Inspector Nick Greenhalgh from the Community Safety team at Taunton Police Station said people can help protect themselves from opportunistic thieves by employing these simple measures:

  • Ensure windows and doors are shut and locked when you are out
  • Lock sheds and garages
  • Don’t leave car keys left in an outside porch or within reach of letter boxes
  • Shoppers are advised not to leave presents in view on car seats. They should be taken home immediately and not left in the vehicle.
  • Christmas presents – wrapped or unwrapped – should not be left in view in the home.
  • Don’t leave boxes from new TVs or laptops on display outside your home, take them to the tip.
  • Register your property on www.immobilise.com
  • Mark your property – kits are available from your local police teams.

Further information regarding home security and crime prevention can be obtained from your local Safer Stronger Neighbourhood team. You can contact them by calling 0845 456 7000 or you can log on to our website www.avonandsomerset.police.uk and select the Crime Prevention heading.

To read the source article in full please go to: www.avonandsomerset.police.uk/LocalPages/NewsDetails.aspx?nsid=18923&t=1&lid=5

Beat the burglars – protect your presents!

Two uniformed PCs facing away from the camera on patrol in BroadmeadPolice in Bristol are giving Christmas shoppers the gift of burglary prevention as part of the forcewide Operation Relentless day.

Officers in the new “cop shop” at The Mall Bristol, in Broadmead, are inviting shoppers to stop by and have their Christmas purchases registered on a national property database, called Immobilise.

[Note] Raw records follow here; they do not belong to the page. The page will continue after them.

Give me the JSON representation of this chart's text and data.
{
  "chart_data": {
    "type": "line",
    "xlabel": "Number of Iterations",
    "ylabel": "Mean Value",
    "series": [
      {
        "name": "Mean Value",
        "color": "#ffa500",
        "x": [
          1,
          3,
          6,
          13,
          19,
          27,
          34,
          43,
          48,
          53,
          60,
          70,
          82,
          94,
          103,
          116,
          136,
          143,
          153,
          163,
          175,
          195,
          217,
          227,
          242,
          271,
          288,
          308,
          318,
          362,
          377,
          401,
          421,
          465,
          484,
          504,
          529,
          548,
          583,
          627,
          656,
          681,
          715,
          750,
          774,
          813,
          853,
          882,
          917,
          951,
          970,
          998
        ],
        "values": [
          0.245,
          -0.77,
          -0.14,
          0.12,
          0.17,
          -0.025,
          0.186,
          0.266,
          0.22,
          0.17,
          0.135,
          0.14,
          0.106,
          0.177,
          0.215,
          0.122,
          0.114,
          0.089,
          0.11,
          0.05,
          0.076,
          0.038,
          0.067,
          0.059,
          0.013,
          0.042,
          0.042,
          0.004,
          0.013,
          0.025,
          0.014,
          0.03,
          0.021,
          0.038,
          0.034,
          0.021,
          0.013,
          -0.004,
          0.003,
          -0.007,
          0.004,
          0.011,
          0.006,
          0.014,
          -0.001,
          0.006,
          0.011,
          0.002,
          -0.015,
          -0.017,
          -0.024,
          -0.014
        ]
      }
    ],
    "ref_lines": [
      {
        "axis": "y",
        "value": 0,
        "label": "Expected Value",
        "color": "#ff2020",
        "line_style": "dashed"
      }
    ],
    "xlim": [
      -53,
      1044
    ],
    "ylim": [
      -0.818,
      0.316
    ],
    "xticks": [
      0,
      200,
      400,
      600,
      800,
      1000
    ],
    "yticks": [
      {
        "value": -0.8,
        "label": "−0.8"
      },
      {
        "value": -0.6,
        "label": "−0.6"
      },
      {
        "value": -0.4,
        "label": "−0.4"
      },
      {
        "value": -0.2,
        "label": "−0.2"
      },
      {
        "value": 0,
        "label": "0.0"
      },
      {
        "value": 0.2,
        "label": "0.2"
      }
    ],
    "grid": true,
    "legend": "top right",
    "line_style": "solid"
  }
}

Keith Rundle, Neighbourhood Inspector for Cabot and Clifton, said:

At this time of year people are thinking about getting the last bit of Christmas shopping done and all other things festive. But if someone was to break into your home and steal all those presents Christmas would be ruined and you would be very out of pocket.

Items that can be traced and identified are harder to sell and far less attractive to thieves, so registering on Immobilise can be a deterrent, and if the worst did happen it may help us to reunite property with its rightful owner – if recovered.

We want people to take steps to stop themselves becoming victims of burglary. Visiting our officers in The Mall Bristol or at Curry’s in Channon’s Hill and registering on Immobilise is a good start.

There are also all sorts of additional tips and advice we can give to you on other ways to make your home, and everything in it, more secure – so come and see us.

Immobilise is easy to use and completely free. It is the only national property database that will throw up results through Avon and Somerset Police’s standard checks on recovered stolen property if the items have been registered.

It is also a deterrent to thieves because items that can be traced and identified are harder to sell and can be less attractive to thieves.

To use Immobilise anyone can visit the website www.immobilise.com and open an account and put details and serial numbers of items like laptops, cameras, mobile phones and bikes into the account.

If the items are ever stolen the account holder logs on and marks them as stolen. They will then be flagged up on the national database as stolen when checked by retailers or police forces.